Carlos parou por um momento e recuperou o fôlego. Pediu para Kelvin esperar, também aproveitou para se recuperar.
— Acho que eles não estão nos seguindo — disse Carlos enquanto olhava para trás a procura de inimigos.
— Então por que estávamos correndo tanto?
— Sei lá – Carlos deu de ombros. — Pode ser que eles nos sigam, não é? Não acho que alguém ficaria feliz por terem quebrado o vidro de sua casa.
— Pode me explicar o que foi aquilo? — O relojoeiro estava cada vez mais impaciente por uma explicação.
— Espere aí. — Carlos respirou. — Vamos andando enquanto eu explico. Preciso planejar o que fazer.
— Minha casa fica mais perto do que a de Serena, podemos poupar tempo indo para lá.
Os dois conversavam a caminho da casa de Kelvin. A rua estava um pouco vazia por conta do horário. Apenas algumas pessoas andavam por aquele lugar. Não havia nenhum sinal de pessoas os seguindo, então estavam confortáveis para falar sobre os planos.
— Enquanto observava. — Carlos começou a relatar o que descobriu. — Notei que havia algo de errado com aqueles guardas.
— E o que é? Não notei nada. — Kelvin fez força para se recordar de algo, mas foi em vão.
— Eles pareciam bem estáticos e, quando eu joguei a pedra na janela, nenhum guarda esboçou reação. É minimamente comum que alguém reaja de alguma maneira quando vê algo acontecendo.

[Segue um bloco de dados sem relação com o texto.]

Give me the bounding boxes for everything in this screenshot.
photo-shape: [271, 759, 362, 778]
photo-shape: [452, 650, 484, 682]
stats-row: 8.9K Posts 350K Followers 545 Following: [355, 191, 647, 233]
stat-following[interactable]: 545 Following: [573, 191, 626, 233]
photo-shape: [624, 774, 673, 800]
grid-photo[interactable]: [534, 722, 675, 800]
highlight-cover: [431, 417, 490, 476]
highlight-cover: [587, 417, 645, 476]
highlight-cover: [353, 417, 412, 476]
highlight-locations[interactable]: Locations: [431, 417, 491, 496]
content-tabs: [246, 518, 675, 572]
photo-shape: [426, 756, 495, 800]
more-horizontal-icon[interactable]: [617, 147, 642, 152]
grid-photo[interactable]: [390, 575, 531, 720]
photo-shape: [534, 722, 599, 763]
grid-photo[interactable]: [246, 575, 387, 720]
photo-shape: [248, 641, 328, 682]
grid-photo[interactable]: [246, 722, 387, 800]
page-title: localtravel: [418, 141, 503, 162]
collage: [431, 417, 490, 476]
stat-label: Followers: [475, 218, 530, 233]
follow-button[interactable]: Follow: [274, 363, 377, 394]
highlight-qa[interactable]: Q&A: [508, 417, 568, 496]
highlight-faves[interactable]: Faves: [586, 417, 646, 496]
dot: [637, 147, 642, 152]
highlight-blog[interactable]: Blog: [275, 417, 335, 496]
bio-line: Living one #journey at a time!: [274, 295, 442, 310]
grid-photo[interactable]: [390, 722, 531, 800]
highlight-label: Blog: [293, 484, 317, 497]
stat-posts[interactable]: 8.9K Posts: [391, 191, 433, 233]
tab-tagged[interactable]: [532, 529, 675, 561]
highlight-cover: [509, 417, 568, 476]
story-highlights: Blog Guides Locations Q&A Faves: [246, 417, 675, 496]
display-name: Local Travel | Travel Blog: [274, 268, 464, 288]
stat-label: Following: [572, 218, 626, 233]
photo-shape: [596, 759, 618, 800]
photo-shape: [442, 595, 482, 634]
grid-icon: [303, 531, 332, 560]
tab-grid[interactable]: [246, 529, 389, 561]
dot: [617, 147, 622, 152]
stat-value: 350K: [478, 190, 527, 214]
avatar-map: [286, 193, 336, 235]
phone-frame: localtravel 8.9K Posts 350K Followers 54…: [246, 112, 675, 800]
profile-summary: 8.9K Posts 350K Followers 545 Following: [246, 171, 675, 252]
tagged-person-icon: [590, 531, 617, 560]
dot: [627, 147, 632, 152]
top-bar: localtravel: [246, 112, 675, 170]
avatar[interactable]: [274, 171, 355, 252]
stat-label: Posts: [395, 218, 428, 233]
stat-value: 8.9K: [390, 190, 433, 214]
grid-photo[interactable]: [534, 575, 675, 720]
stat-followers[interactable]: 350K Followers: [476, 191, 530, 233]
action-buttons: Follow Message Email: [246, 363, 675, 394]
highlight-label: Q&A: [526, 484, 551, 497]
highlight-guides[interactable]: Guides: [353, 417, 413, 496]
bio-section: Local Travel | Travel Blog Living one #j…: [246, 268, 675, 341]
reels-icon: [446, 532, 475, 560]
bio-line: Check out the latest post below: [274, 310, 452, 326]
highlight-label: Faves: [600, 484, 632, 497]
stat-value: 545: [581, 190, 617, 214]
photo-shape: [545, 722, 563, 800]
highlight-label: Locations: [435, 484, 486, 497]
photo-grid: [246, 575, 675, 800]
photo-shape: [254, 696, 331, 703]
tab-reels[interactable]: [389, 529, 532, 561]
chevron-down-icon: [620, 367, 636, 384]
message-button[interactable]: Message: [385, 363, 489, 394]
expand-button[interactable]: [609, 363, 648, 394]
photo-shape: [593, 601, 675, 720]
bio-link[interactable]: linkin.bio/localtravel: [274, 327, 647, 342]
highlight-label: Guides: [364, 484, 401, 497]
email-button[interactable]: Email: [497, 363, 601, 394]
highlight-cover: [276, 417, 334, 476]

— Isso quer dizer o que? — Kelvin se lembrou de que os guardas realmente não se mexiam, mas não sabia onde Carlos queria chegar com aquilo. Ainda mantinha a expressão de dúvida no rosto.
— Que talvez eles sejam marionetes. — Carlos falou com naturalidade, mas o relojoeiro fez uma cara de espanto.
— Marionetes? Isso não é um pouco absurdo? — Nesse momento ele achou que o rapaz era louco.
— De onde venho não é. — Seu olhar era convincente o suficiente para o relojoeiro não lhe questionar mais. — O que importa é que consegui uma informação, e isso nos dá uma vantagem.
— E você pretende usar essa informação como?
— Te direi depois. Posso contar com você? — Carlos estava um pouco apreensivo, mas não demonstrou isso. Não gostava da ideia de ter que contar com a ajuda dele.
— Hehe, mas é claro — Kelvin deu sua famosa risada contagiante que, apesar de tudo, não deixou Carlos mais confortável. — Estamos quase chegando em minha casa.